None of these pre-primary “debates” have been serious, useful, or determinative undertakings as it is. They’ve been glorified mass press conferences with a stage full of be-suited figures trying to get a talking point in edgewise. YouTubing it just conflates the process with the “reality TV” craze, and that in turn is simply a more technological adaptation of Bill Clinton going on M-TV fifteen years ago and being asked what kind of underwear he wears. He dignified the heretofore undignifiable and answered the question, and the rest is history. There is no turning back of that clock. The difference between hostile “journalists” firing hostile questions and wacko technogeeks asking Mitt Romney if he’s a mysognist because he has so many sons is simply one of degree.
However, I hardly think that skipping this “ambush” is a sign of Republican chickenheartedness, either. As Apollo Creed told Rocky Balboa in the rematch with Clubber Lang, “It doesn’t take a brave man to stand there and get your face beat in.” Particularly when it’s being done by wacky lefties dressed up like snowmen, Randi of the Redwoods, and Gumby. I hardly think that the fate of the GOP itself hinges on enduring an evening of political karaoke. Particularly for the three front-runners, who have absolutely nothing to gain from the effort.
Maybe YouTube will become the twenty-first century townhall meeting. If so, I don’t see the harm in Pachyderms declining to be queried as to when they stopped beating their wives, and letting the format mature into one that can be a constructive part of the electoral process, instead of the garish partisan spectacle CNN doubtless has in store.
UPDATE: Michelle Malkin, Mark Steyn, and a majority of hits at hotair.com say, “Bring…It…On!” But Double-H’s producer, Duane Patterson, embeds this YouTube of Santa Claus, no less, and makes a very salient point:
If you answer by trying to out-Santa Santa, you’re pandering. If you tell the truth and say what too many children in this country face has to stop, but there are plenty of private relief agencies, many of them faith-based, that are much better suited to help with the immediate problem, and that it’s not up to the government to be the nanny state, you come off as sounding cold and heartless.
And that Santa video is, by Hugh’s report, the most sane of the lot.

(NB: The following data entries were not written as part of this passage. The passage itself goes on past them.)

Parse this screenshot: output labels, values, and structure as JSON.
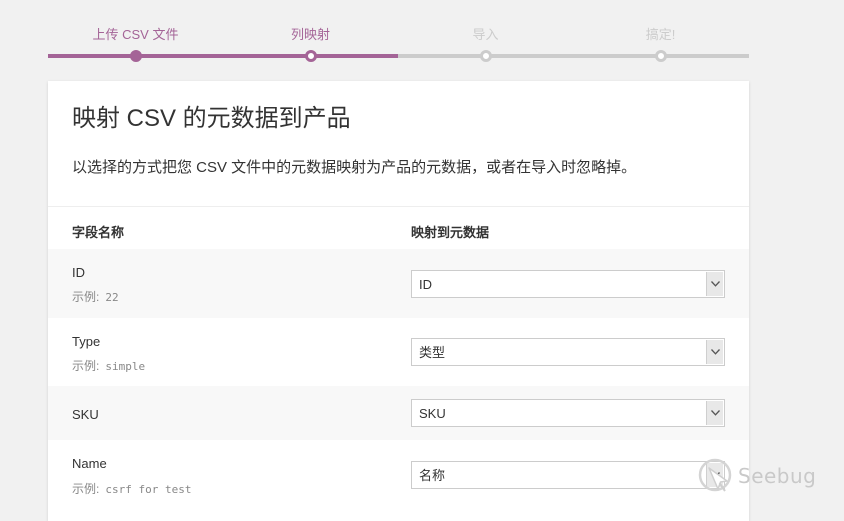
{
  "stepper": {
    "steps": [
      {
        "label": "上传 CSV 文件",
        "state": "done"
      },
      {
        "label": "列映射",
        "state": "active"
      },
      {
        "label": "导入",
        "state": "todo"
      },
      {
        "label": "搞定!",
        "state": "todo"
      }
    ],
    "accent_color": "#a46497",
    "inactive_color": "#cccccc"
  },
  "card": {
    "title": "映射 CSV 的元数据到产品",
    "description": "以选择的方式把您 CSV 文件中的元数据映射为产品的元数据，或者在导入时忽略掉。",
    "columns": {
      "field_name": "字段名称",
      "map_to": "映射到元数据"
    },
    "rows": [
      {
        "field": "ID",
        "example_label": "示例:",
        "example_value": "22",
        "mapped": "ID"
      },
      {
        "field": "Type",
        "example_label": "示例:",
        "example_value": "simple",
        "mapped": "类型"
      },
      {
        "field": "SKU",
        "example_label": "",
        "example_value": "",
        "mapped": "SKU"
      },
      {
        "field": "Name",
        "example_label": "示例:",
        "example_value": "csrf for test",
        "mapped": "名称"
      }
    ]
  },
  "watermark": {
    "text": "Seebug",
    "icon": "seebug-logo-icon"
  }
}
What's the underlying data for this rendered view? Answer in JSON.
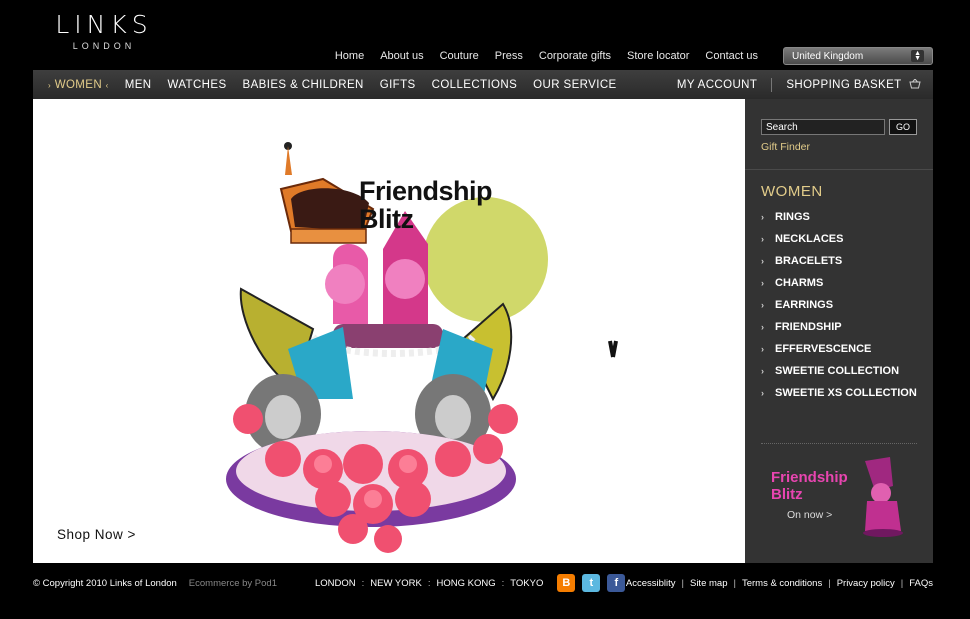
{
  "brand": {
    "name": "LINKS",
    "sub": "LONDON"
  },
  "topnav": [
    "Home",
    "About us",
    "Couture",
    "Press",
    "Corporate gifts",
    "Store locator",
    "Contact us"
  ],
  "country": {
    "selected": "United Kingdom"
  },
  "mainnav": {
    "left": [
      "WOMEN",
      "MEN",
      "WATCHES",
      "BABIES & CHILDREN",
      "GIFTS",
      "COLLECTIONS",
      "OUR SERVICE"
    ],
    "active": "WOMEN",
    "right": [
      "MY ACCOUNT",
      "SHOPPING BASKET"
    ]
  },
  "hero": {
    "title_line1": "Friendship",
    "title_line2": "Blitz",
    "cta": "Shop Now >"
  },
  "sidebar": {
    "search_value": "Search",
    "go_label": "GO",
    "gift_finder": "Gift Finder",
    "category_title": "WOMEN",
    "categories": [
      "RINGS",
      "NECKLACES",
      "BRACELETS",
      "CHARMS",
      "EARRINGS",
      "FRIENDSHIP",
      "EFFERVESCENCE",
      "SWEETIE COLLECTION",
      "SWEETIE XS COLLECTION"
    ],
    "promo": {
      "line1": "Friendship",
      "line2": "Blitz",
      "cta": "On now >"
    }
  },
  "footer": {
    "copyright": "© Copyright 2010 Links of London",
    "ecommerce": "Ecommerce by Pod1",
    "cities": [
      "LONDON",
      "NEW YORK",
      "HONG KONG",
      "TOKYO"
    ],
    "links": [
      "Accessiblity",
      "Site map",
      "Terms & conditions",
      "Privacy policy",
      "FAQs"
    ]
  },
  "colors": {
    "accent": "#e2cc8a",
    "promo_pink": "#e845b0",
    "hero_circle": "#d0d86a"
  }
}
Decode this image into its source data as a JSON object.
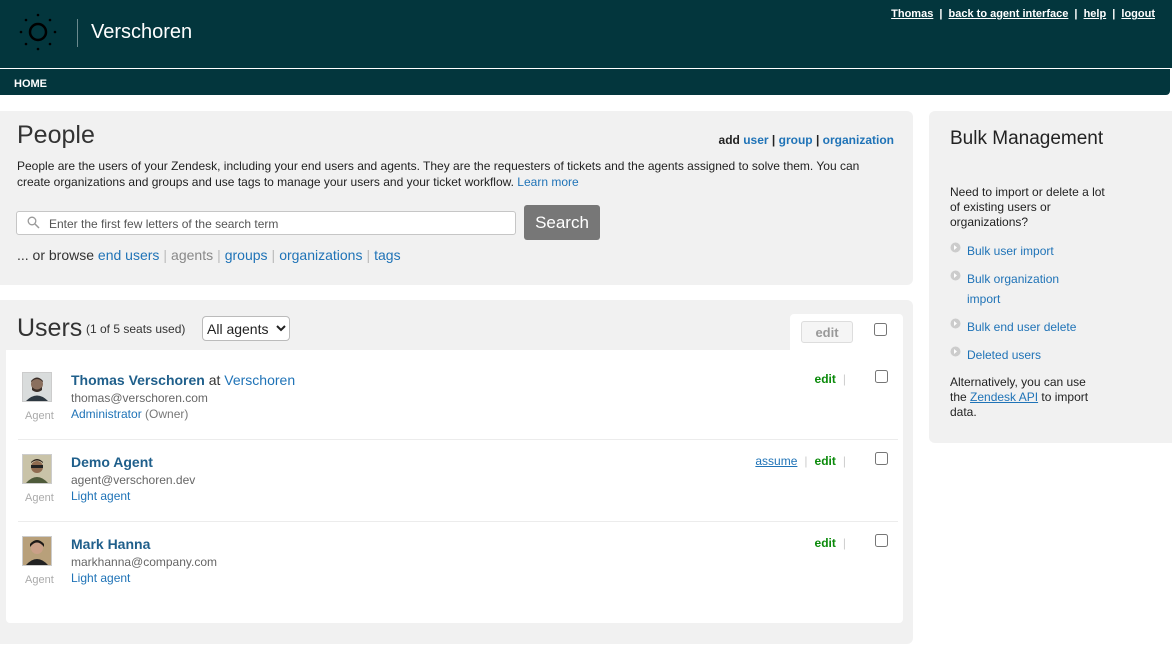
{
  "header": {
    "brand": "Verschoren",
    "toplinks": {
      "user": "Thomas",
      "agent_interface": "back to agent interface",
      "help": "help",
      "logout": "logout",
      "separator": "|"
    }
  },
  "nav": {
    "home": "HOME"
  },
  "people": {
    "title": "People",
    "add_label": "add",
    "add_user": "user",
    "add_group": "group",
    "add_org": "organization",
    "separator": "|",
    "description": "People are the users of your Zendesk, including your end users and agents. They are the requesters of tickets and the agents assigned to solve them. You can create organizations and groups and use tags to manage your users and your ticket workflow.",
    "learn_more": "Learn more",
    "search_placeholder": "Enter the first few letters of the search term",
    "search_button": "Search",
    "browse_prefix": "... or browse",
    "browse_end_users": "end users",
    "browse_agents": "agents",
    "browse_groups": "groups",
    "browse_orgs": "organizations",
    "browse_tags": "tags"
  },
  "users": {
    "title": "Users",
    "seats": "(1 of 5 seats used)",
    "filter_selected": "All agents",
    "edit_button": "edit",
    "list": [
      {
        "name": "Thomas Verschoren",
        "at": "at",
        "org": "Verschoren",
        "email": "thomas@verschoren.com",
        "role": "Administrator",
        "owner": "(Owner)",
        "tag": "Agent",
        "assume": "",
        "edit": "edit"
      },
      {
        "name": "Demo Agent",
        "at": "",
        "org": "",
        "email": "agent@verschoren.dev",
        "role": "Light agent",
        "owner": "",
        "tag": "Agent",
        "assume": "assume",
        "edit": "edit"
      },
      {
        "name": "Mark Hanna",
        "at": "",
        "org": "",
        "email": "markhanna@company.com",
        "role": "Light agent",
        "owner": "",
        "tag": "Agent",
        "assume": "",
        "edit": "edit"
      }
    ]
  },
  "bulk": {
    "title": "Bulk Management",
    "description": "Need to import or delete a lot of existing users or organizations?",
    "items": [
      "Bulk user import",
      "Bulk organization import",
      "Bulk end user delete",
      "Deleted users"
    ],
    "alt_prefix": "Alternatively, you can use the",
    "api_link": "Zendesk API",
    "alt_suffix": "to import data."
  },
  "colors": {
    "header_bg": "#03363d",
    "link": "#1f73b7",
    "edit_green": "#0a8a0a",
    "panel_bg": "#f1f1f1"
  }
}
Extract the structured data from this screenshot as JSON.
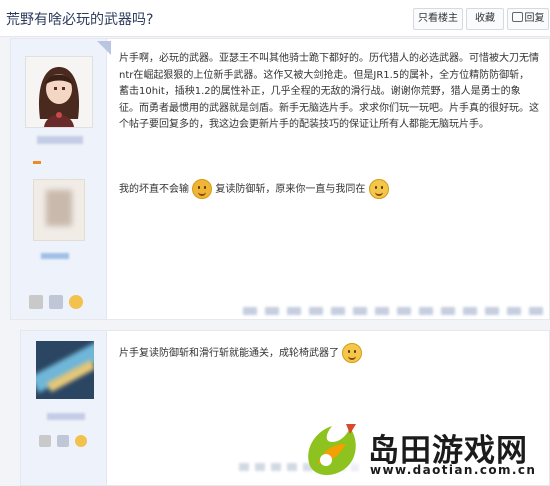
{
  "thread": {
    "title": "荒野有啥必玩的武器吗?",
    "buttons": {
      "only_op": "只看楼主",
      "favorite": "收藏",
      "reply": "回复"
    }
  },
  "posts": [
    {
      "content": "片手啊，必玩的武器。亚瑟王不叫其他骑士跪下都好的。历代猎人的必选武器。可惜被大刀无情ntr在崛起狠狠的上位新手武器。这作又被大剑抢走。但是JR1.5的属补，全方位精防防御斩，蓄击10hit，插秧1.2的属性补正，几乎全程的无敌的滑行战。谢谢你荒野，猎人是勇士的象征。而勇者最惯用的武器就是剑盾。新手无脑选片手。求求你们玩一玩吧。片手真的很好玩。这个帖子要回复多的，我这边会更新片手的配装技巧的保证让所有人都能无脑玩片手。",
      "line2_a": "我的坏直不会输",
      "line2_b": "复读防御斩，原来你一直与我同在",
      "emoji_1": "angry-face-emoji",
      "emoji_2": "smile-face-emoji"
    },
    {
      "content": "片手复读防御斩和滑行斩就能通关，成轮椅武器了",
      "emoji_1": "smile-face-emoji"
    }
  ],
  "watermark": {
    "name": "岛田游戏网",
    "url": "www.daotian.com.cn"
  },
  "colors": {
    "accent_blue": "#2d3b5e",
    "sidebar_bg": "#eef2fa",
    "logo_green": "#8dc21f",
    "logo_orange": "#f4a000"
  }
}
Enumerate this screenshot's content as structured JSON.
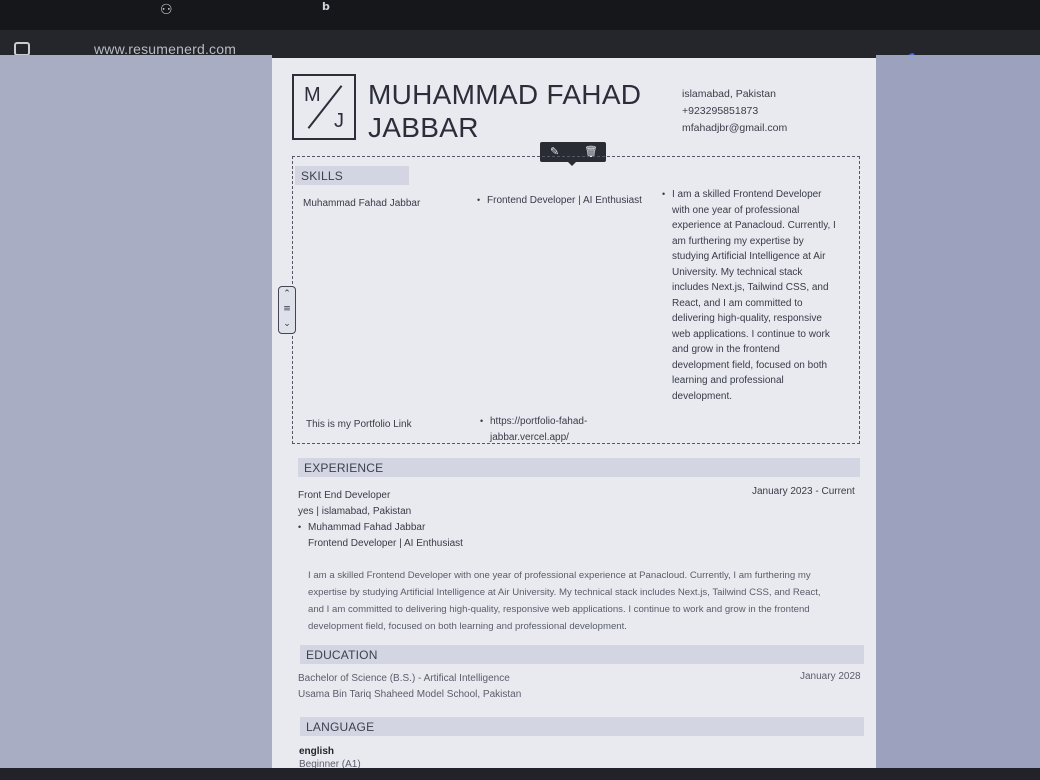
{
  "browser": {
    "url": "www.resumenerd.com",
    "top_icon_b": "b"
  },
  "resume": {
    "monogram": {
      "first": "M",
      "last": "J"
    },
    "name_line1": "MUHAMMAD FAHAD",
    "name_line2": "JABBAR",
    "contact": {
      "location": "islamabad, Pakistan",
      "phone": "+923295851873",
      "email": "mfahadjbr@gmail.com"
    },
    "skills": {
      "heading": "SKILLS",
      "row1": {
        "col1": "Muhammad Fahad Jabbar",
        "col2": "Frontend Developer | AI Enthusiast",
        "col3_lines": [
          "I am a skilled Frontend Developer",
          "with one year of professional",
          "experience at Panacloud. Currently, I",
          "am furthering my expertise by",
          "studying Artificial Intelligence at Air",
          "University. My technical stack",
          "includes Next.js, Tailwind CSS, and",
          "React, and I am committed to",
          "delivering high-quality, responsive",
          "web applications. I continue to work",
          "and grow in the frontend",
          "development field, focused on both",
          "learning and professional",
          "development."
        ]
      },
      "row2": {
        "col1": "This is my Portfolio Link",
        "col2_line1": "https://portfolio-fahad-",
        "col2_line2": "jabbar.vercel.app/"
      }
    },
    "experience": {
      "heading": "EXPERIENCE",
      "title": "Front End Developer",
      "dates": "January 2023 - Current",
      "location": "yes | islamabad, Pakistan",
      "bullet_line1": "Muhammad Fahad Jabbar",
      "bullet_line2": "Frontend Developer | AI Enthusiast",
      "summary_lines": [
        "I am a skilled Frontend Developer with one year of professional experience at Panacloud. Currently, I am furthering my",
        "expertise by studying Artificial Intelligence at Air University. My technical stack includes Next.js, Tailwind CSS, and React,",
        "and I am committed to delivering high-quality, responsive web applications. I continue to work and grow in the frontend",
        "development field, focused on both learning and professional development."
      ]
    },
    "education": {
      "heading": "EDUCATION",
      "degree": "Bachelor of Science (B.S.) - Artifical Intelligence",
      "school": "Usama Bin Tariq Shaheed Model School, Pakistan",
      "date": "January 2028"
    },
    "language": {
      "heading": "LANGUAGE",
      "name": "english",
      "level": "Beginner (A1)"
    }
  }
}
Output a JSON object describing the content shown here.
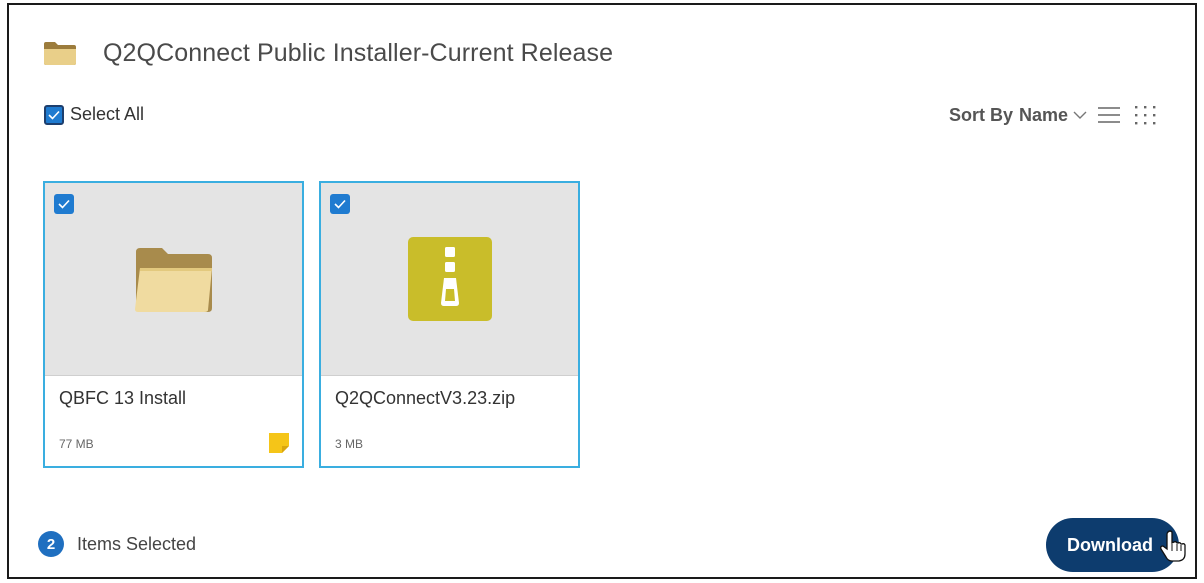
{
  "header": {
    "title": "Q2QConnect Public Installer-Current Release",
    "icon": "folder-icon"
  },
  "toolbar": {
    "select_all_label": "Select All",
    "select_all_checked": true,
    "sort_label": "Sort By",
    "sort_value": "Name",
    "list_view_icon": "list-view-icon",
    "grid_view_icon": "grid-view-icon"
  },
  "items": [
    {
      "name": "QBFC 13 Install",
      "size": "77 MB",
      "type": "folder",
      "icon": "folder-icon",
      "selected": true,
      "has_note": true,
      "note_icon": "note-icon"
    },
    {
      "name": "Q2QConnectV3.23.zip",
      "size": "3 MB",
      "type": "zip",
      "icon": "zip-file-icon",
      "selected": true,
      "has_note": false
    }
  ],
  "footer": {
    "selected_count": "2",
    "selected_label": "Items Selected",
    "download_label": "Download"
  },
  "colors": {
    "accent": "#1f7bd0",
    "card_border": "#3aaee0",
    "download_bg": "#0d3c6e",
    "folder": "#e8cf8c",
    "zip": "#c9bd2a",
    "note": "#f5c518"
  }
}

So, what we really have here is a damned-if-you-do/damned-if-you-don’t proposition. If the Republican field follows Ruffini’s advice, they’ll be helplessly framed and humiliated no matter how witheringly and combatively they parry these groin-shots (and none of them will be withering or combative; that manly tendency has been either bred or medicated out of them, except maybe for Fred Thompson, and he’s still in his holding pattern). If they go with Hewitt’s counsel, they’ll be laughed at as yellowbellies.
The difference, I think, is that in the latter case there won’t be any on-tape gaffes to haunt a particular candidate(s) for the remainder of the campaign. Which is, of course, the whole point of this exercise from CNN’s point of view.
As I say above, Thompson, Giuliani, and Romney have nothing to gain from participating. But let the small fry have at it, and see what they can do.
Again, it’s not like it’ll make any measurable long-term difference.




July 27th, 2007 at 7:27 pm
Good analysis. But campaigns are about maximum exposure, with few exceptions. If YouTube “debates” are an exception, so be it. But they had better come up with an alternative way to engage. Americans like a spectacle and assertivenesss, and they don’t reward standoffishness (even when passed off as dignity), or cowardice, or the particular blend of the two that Rudy and Romney are displaying.
There’s no way out of this one, but through.